Pour ce qui nous concerne, la dernière solution emporte notre assentiment. Dans d'autres articles nous aurons l'occasion de développer largement ce point de vue.

Lambert KOUADIO[*]


[*] Lambert Kouadio est le pseudonyme utilisé par un économiste ivoirien.

[1] La Côte-d'Ivoire, le Burkina Faso (ex-Haute-Volta), le Sénégal, le Togo, le Bénin et récemment le Mali composent l'Union monétaire ouest-africaine (U.M.O.A.) dont l'institut d'émission, la B.C.E.A.O., émet aussi le franc CFA (un franc CFA = 0,02 FF).

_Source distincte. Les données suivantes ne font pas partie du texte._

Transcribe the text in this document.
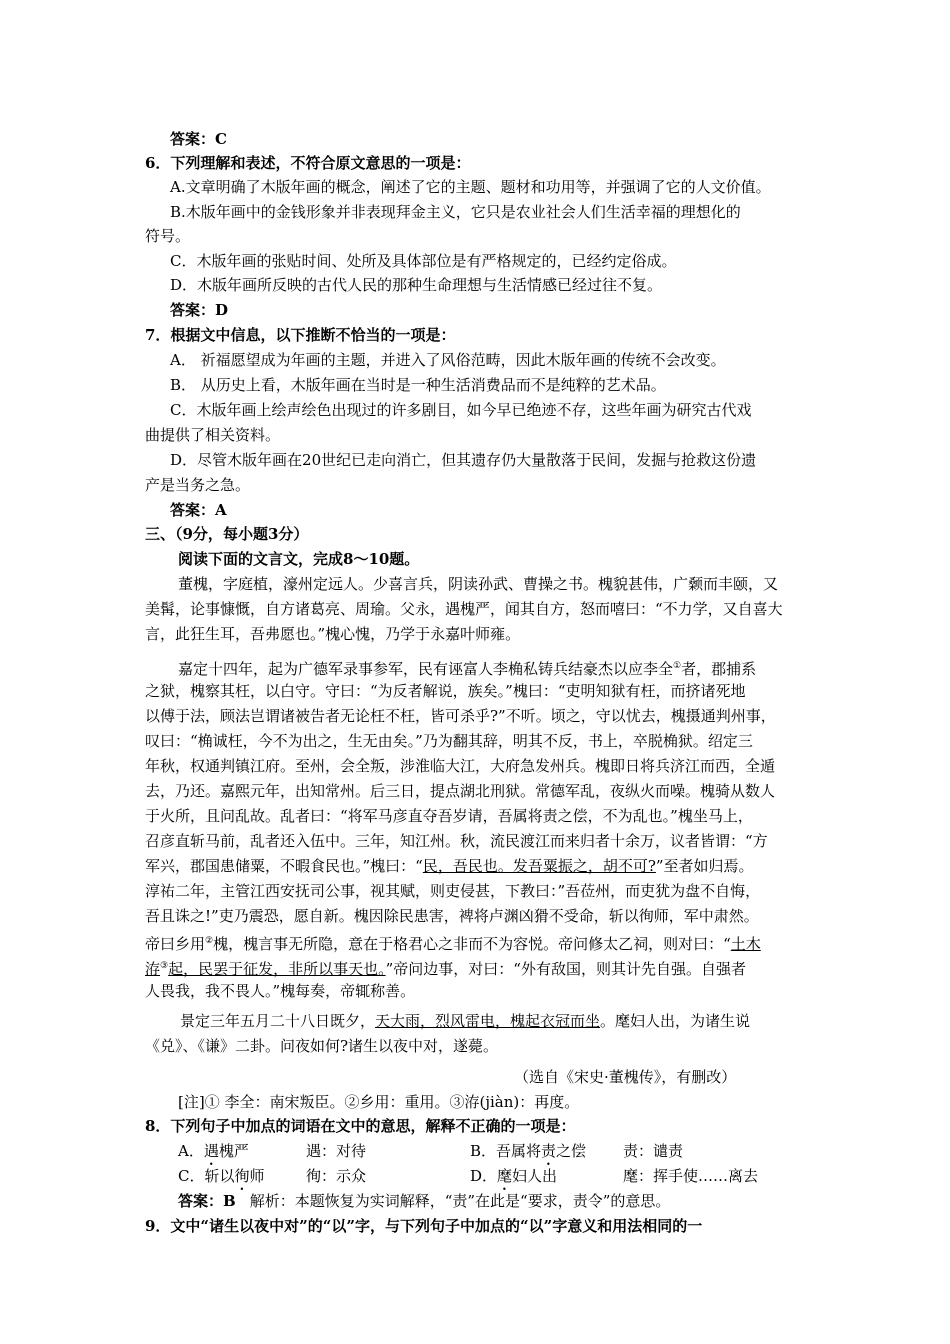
答案：C
6．下列理解和表述，不符合原文意思的一项是：
A.文章明确了木版年画的概念，阐述了它的主题、题材和功用等，并强调了它的人文价值。
B.木版年画中的金钱形象并非表现拜金主义，它只是农业社会人们生活幸福的理想化的
符号。
C．木版年画的张贴时间、处所及具体部位是有严格规定的，已经约定俗成。
D．木版年画所反映的古代人民的那种生命理想与生活情感已经过往不复。
答案：D
7．根据文中信息，以下推断不恰当的一项是：
A． 祈福愿望成为年画的主题，并进入了风俗范畴，因此木版年画的传统不会改变。
B． 从历史上看，木版年画在当时是一种生活消费品而不是纯粹的艺术品。
C．木版年画上绘声绘色出现过的许多剧目，如今早已绝迹不存，这些年画为研究古代戏
曲提供了相关资料。
D．尽管木版年画在20世纪已走向消亡，但其遗存仍大量散落于民间，发掘与抢救这份遗
产是当务之急。
答案：A
三、（9分，每小题3分）
阅读下面的文言文，完成8～10题。
董槐，字庭植，濠州定远人。少喜言兵，阴读孙武、曹操之书。槐貌甚伟，广颡而丰颐，又
美髯，论事慷慨，自方诸葛亮、周瑜。父永，遇槐严，闻其自方，怒而嘻曰：“不力学，又自喜大
言，此狂生耳，吾弗愿也。”槐心愧，乃学于永嘉叶师雍。
嘉定十四年，起为广德军录事参军，民有诬富人李桷私铸兵结豪杰以应李全①者，郡捕系
之狱，槐察其枉，以白守。守曰：“为反者解说，族矣。”槐曰：“吏明知狱有枉，而挤诸死地
以傅于法，顾法岂谓诸被告者无论枉不枉，皆可杀乎?”不听。顷之，守以忧去，槐摄通判州事，
叹曰：“桷诚枉，今不为出之，生无由矣。”乃为翻其辞，明其不反，书上，卒脱桷狱。绍定三
年秋，权通判镇江府。至州，会全叛，涉淮临大江，大府急发州兵。槐即日将兵济江而西，全遁
去，乃还。嘉熙元年，出知常州。后三日，提点湖北刑狱。常德军乱，夜纵火而噪。槐骑从数人
于火所，且问乱故。乱者曰：“将军马彦直夺吾岁请，吾属将责之偿，不为乱也。”槐坐马上，
召彦直斩马前，乱者还入伍中。三年，知江州。秋，流民渡江而来归者十余万，议者皆谓：“方
军兴，郡国患储粟，不暇食民也。”槐曰：“民，吾民也。发吾粟振之，胡不可?”至者如归焉。
淳祐二年，主管江西安抚司公事，视其赋，则吏侵甚，下教曰：”吾莅州，而吏犹为盘不自悔，
吾且诛之!”吏乃震恐，愿自新。槐因除民患害，裨将卢渊凶猾不受命，斩以徇师，军中肃然。
帝曰乡用②槐，槐言事无所隐，意在于格君心之非而不为容悦。帝问修太乙祠，则对曰：“土木
洊③起，民罢于征发，非所以事天也。”帝问边事，对曰：“外有敌国，则其计先自强。自强者
人畏我，我不畏人。”槐每奏，帝辄称善。
景定三年五月二十八日既夕，天大雨，烈风雷电，槐起衣冠而坐。麾妇人出，为诸生说
《兑》、《谦》二卦。问夜如何?诸生以夜中对，遂薨。
（选自《宋史·董槐传》，有删改）
[注]① 李全：南宋叛臣。②乡用：重用。③洊(jiàn)：再度。
8．下列句子中加点的词语在文中的意思，解释不正确的一项是：
A．遇槐严	遇：对待	B．吾属将责之偿 责：谴责
C．斩以徇师	徇：示众	D．麾妇人出	麾：挥手使……离去
答案：B 解析：本题恢复为实词解释，“责”在此是“要求，责令”的意思。
9．文中“诸生以夜中对”的“以”字，与下列句子中加点的“以”字意义和用法相同的一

[2] Depuis sa création le franc CFA a signifié successivement : franc des colonies françaises d'Afrique, franc de la communauté franco-africaine; en 1960, pour se conformer aux réformes politiques survenues dans la majorité des Etats d'Afrique francophone, il est devenu le « franc de la coopération financière en Afrique ».

[3] Le Conseil aux finances est composé du représentant de la France (qui a le tiers des voix) et des représentants des Etats africains à la B.C.E.A.O.

[4] B.C.E.A.O., no 294, mai 1981.

[5] Memorandum déposé auprès du Club de Paris par les autorités ivoiriennes dans le cadre du rééchelonnement de la dette extérieure du pays.

[6] Marcel Rudoff, Economie monétaire internationale, tome 2. Cujas, 1970.

[7] Ministère français de la Coopération, Panorama de l'action du ministère de la Coopération, février 1980.

[8] Ministère français de la Coopération, Côte-dIvoire : analyse et conjoncture, décembre 1982.

[9] Idem.

[10] Selon le Rapport annuel du comité consultatif de la Zone-franc (Paris, 1983), la B.C.E.A.O.-C.I. aurait perdu plus de 360,5 millions FF.

[11] Il y a plus de 50 000 Français qui travaillent en Côte-d'Ivoire à tous les niveaux de l'activité économique nationale. Tout le tissu industriel, commercial et bancaire en Côte-d'Ivoire est dominé par le nombre écrasant des firmes ou filiales françaises.